While utilities facing stagnant load have looked to EVs as a new source of revenue, it may be the charging infrastructure and ability to move the demand that generates the most value. That flexibility helps and highlight why utilities are in such a rush to roll out charging ports and move into a new kind of business.
California's three large investor-owned utilities have proposed a $1 billion rollout of electric vehicle charging infrastructure, including expanded fleets, tens of thousands of charge points and residential rebates. Transportation accounts for about 40% of greenhouse gas emissions in the state, and California wants to reduce emissions 40% below 1990 levels by 2030.
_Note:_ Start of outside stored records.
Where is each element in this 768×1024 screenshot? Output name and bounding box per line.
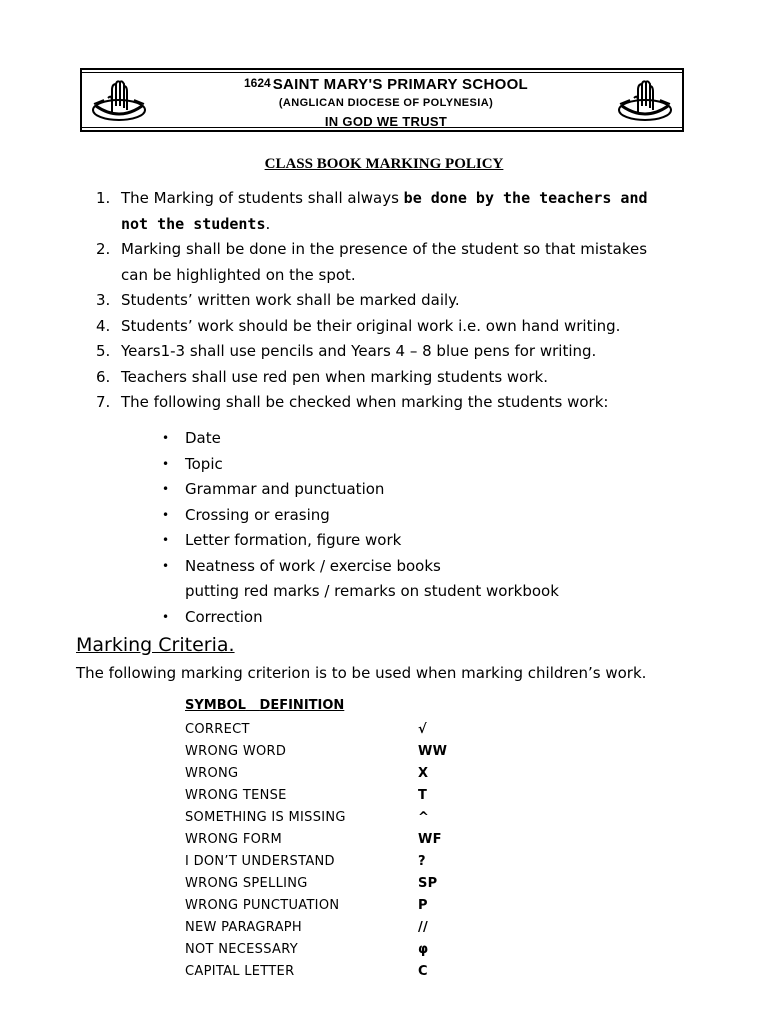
marking-symbol: ^: [418, 810, 430, 825]
symbol-definition: WRONG: [185, 766, 239, 781]
symbol-definition: WRONG WORD: [185, 744, 287, 759]
marking-symbol: SP: [418, 876, 438, 891]
school-crest-right-icon: [616, 76, 674, 126]
table-row: [185, 742, 485, 764]
table-row: [185, 918, 485, 940]
item-number: 7.: [96, 393, 111, 411]
bullet-icon: •: [162, 533, 170, 547]
table-row: [185, 830, 485, 852]
checklist-item: [160, 605, 720, 631]
marking-symbol: X: [418, 766, 429, 781]
school-motto: IN GOD WE TRUST: [324, 114, 448, 129]
bullet-icon: •: [162, 558, 170, 573]
policy-text: Teachers shall use red pen when marking students work.: [121, 367, 548, 386]
diocese-line: (ANGLICAN DIOCESE OF POLYNESIA): [278, 97, 494, 109]
checklist-text: Date: [185, 429, 221, 447]
marking-symbol: C: [418, 964, 428, 979]
marking-symbol: T: [418, 788, 428, 803]
symbol-definition: CAPITAL LETTER: [185, 964, 295, 979]
checklist-item: [160, 477, 720, 503]
school-name-line: [168, 76, 604, 94]
item-number: 2.: [96, 240, 111, 258]
symbol-definition: CORRECT: [185, 722, 250, 737]
header-symbol: SYMBOL: [185, 698, 246, 713]
policy-text: Years1-3 shall use pencils and Years 4 – 8 blue pens for writing.: [121, 342, 597, 360]
table-body: [185, 720, 485, 984]
checklist-item: [160, 503, 720, 529]
table-row: [185, 808, 485, 830]
school-crest-left-icon: [90, 76, 148, 126]
symbol-definition: NEW PARAGRAPH: [185, 920, 302, 935]
checklist-text: Neatness of work / exercise books: [185, 556, 441, 575]
checklist-text: Correction: [185, 607, 263, 626]
banner-inner-border-top: [82, 72, 682, 73]
marking-symbol: ?: [418, 854, 426, 869]
policy-emphasis: be done by the teachers and: [403, 189, 648, 207]
table-header: [185, 698, 485, 720]
policy-list: [96, 186, 726, 416]
policy-text: .: [265, 214, 271, 233]
policy-item-4: [96, 314, 726, 340]
checklist-item: [160, 528, 720, 554]
item-number: 3.: [96, 291, 111, 309]
bullet-icon: •: [162, 609, 170, 624]
checklist-item: [160, 554, 720, 605]
header-definition: DEFINITION: [259, 698, 345, 713]
checklist-item: [160, 452, 720, 478]
item-number: 5.: [96, 342, 111, 360]
policy-emphasis: not the students: [121, 214, 266, 233]
symbol-definition: WRONG TENSE: [185, 788, 287, 803]
marking-symbol: √: [418, 722, 427, 737]
policy-item-5: [96, 339, 726, 365]
marking-symbol: WW: [418, 744, 448, 759]
table-row: [185, 764, 485, 786]
school-name: SAINT MARY'S PRIMARY SCHOOL: [272, 76, 528, 93]
checklist-text: Grammar and punctuation: [185, 480, 385, 498]
marking-symbol: //: [418, 920, 429, 935]
policy-item-2: [96, 237, 726, 288]
symbol-definition: WRONG PUNCTUATION: [185, 898, 340, 913]
symbol-definition: NOT NECESSARY: [185, 942, 298, 957]
table-row: [185, 940, 485, 962]
symbol-definition: SOMETHING IS MISSING: [185, 810, 346, 825]
symbol-definition: WRONG FORM: [185, 832, 283, 847]
symbol-definition: I DON’T UNDERSTAND: [185, 854, 335, 869]
marking-symbol: P: [418, 898, 428, 913]
policy-text: The Marking of students shall always: [121, 189, 404, 207]
policy-text: Students’ work should be their original work i.e. own hand writing.: [121, 316, 621, 335]
bullet-icon: •: [162, 456, 170, 471]
symbol-definition: WRONG SPELLING: [185, 876, 308, 891]
item-number: 1.: [96, 189, 111, 207]
checklist-text-continued: putting red marks / remarks on student workbook: [185, 582, 559, 600]
bullet-icon: •: [162, 431, 170, 445]
policy-item-1: [96, 186, 726, 237]
item-number: 6.: [96, 367, 111, 386]
marking-symbol: φ: [418, 942, 429, 957]
policy-text: The following shall be checked when marking the students work:: [121, 393, 609, 411]
table-row: [185, 720, 485, 742]
policy-text: Marking shall be done in the presence of the student so that mistakes: [121, 240, 648, 258]
bullet-icon: •: [162, 507, 170, 522]
table-row: [185, 852, 485, 874]
policy-item-6: [96, 365, 726, 391]
table-row: [185, 896, 485, 918]
marking-symbol: WF: [418, 832, 442, 847]
marking-symbol-table: [185, 698, 485, 984]
checklist-text: Crossing or erasing: [185, 505, 330, 524]
checklist: [160, 426, 720, 630]
bullet-icon: •: [162, 482, 170, 496]
table-row: [185, 786, 485, 808]
policy-item-7: [96, 390, 726, 416]
table-row: [185, 962, 485, 984]
policy-item-3: [96, 288, 726, 314]
founding-year: 1624: [244, 76, 271, 90]
checklist-item: [160, 426, 720, 452]
checklist-text: Topic: [185, 454, 223, 473]
school-header-banner: [80, 68, 684, 132]
policy-text: Students’ written work shall be marked daily.: [121, 291, 460, 309]
marking-criteria-intro: The following marking criterion is to be used when marking children’s work.: [76, 664, 647, 682]
policy-text: can be highlighted on the spot.: [121, 265, 356, 284]
item-number: 4.: [96, 316, 111, 335]
document-title: CLASS BOOK MARKING POLICY: [264, 156, 504, 172]
checklist-text: Letter formation, figure work: [185, 531, 402, 549]
marking-criteria-heading: Marking Criteria.: [76, 634, 235, 656]
table-row: [185, 874, 485, 896]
Using EVs as a "shift" resource will require utilities to be able to move that demand through price signals and programs, generally helping consumers avoid charging in the early-evening hours.
"This highlights the value of charging infrastructure, since while some [s]hift is possible with at-home charging scheduling, it would be important to have significant charging infrastructure available to enable daytime charging as well," the LBNL report found. Commercial charging stations, along with workplace and public ports, are the near-term technology deployments needed.
The research showed residential electric vehicles can provide demand response services ranging from 30 to 38 MWh/year from battery electric vehicles, and as much as 83 MWh/year from plug-in hybrid vehicles. For commercial EVs, available Shift DR resources include 7-8 MWh/year for BEVs, 2-3 MWh/year for PHEVs and an additional 3 MWh/year for BEV charging at work.
EV Shift service is cost competitive with prices ranging from $28-$30 per kWh-yr, LBNL found.
Electric vehicles, along with behind the meter storage and other new load categories, "could also significantly alter the dynamics of price sensitivity," the report concludes. And harnessing them can be achieved through new pricing programs: combining battery storage, advanced controls, and retail prices that incentivize arbitrage. That, in turn, "could lead to a dynamic where significant fractions of the Shed and Shift we describe in the DR potential supply curves is achievable through retail prices alone."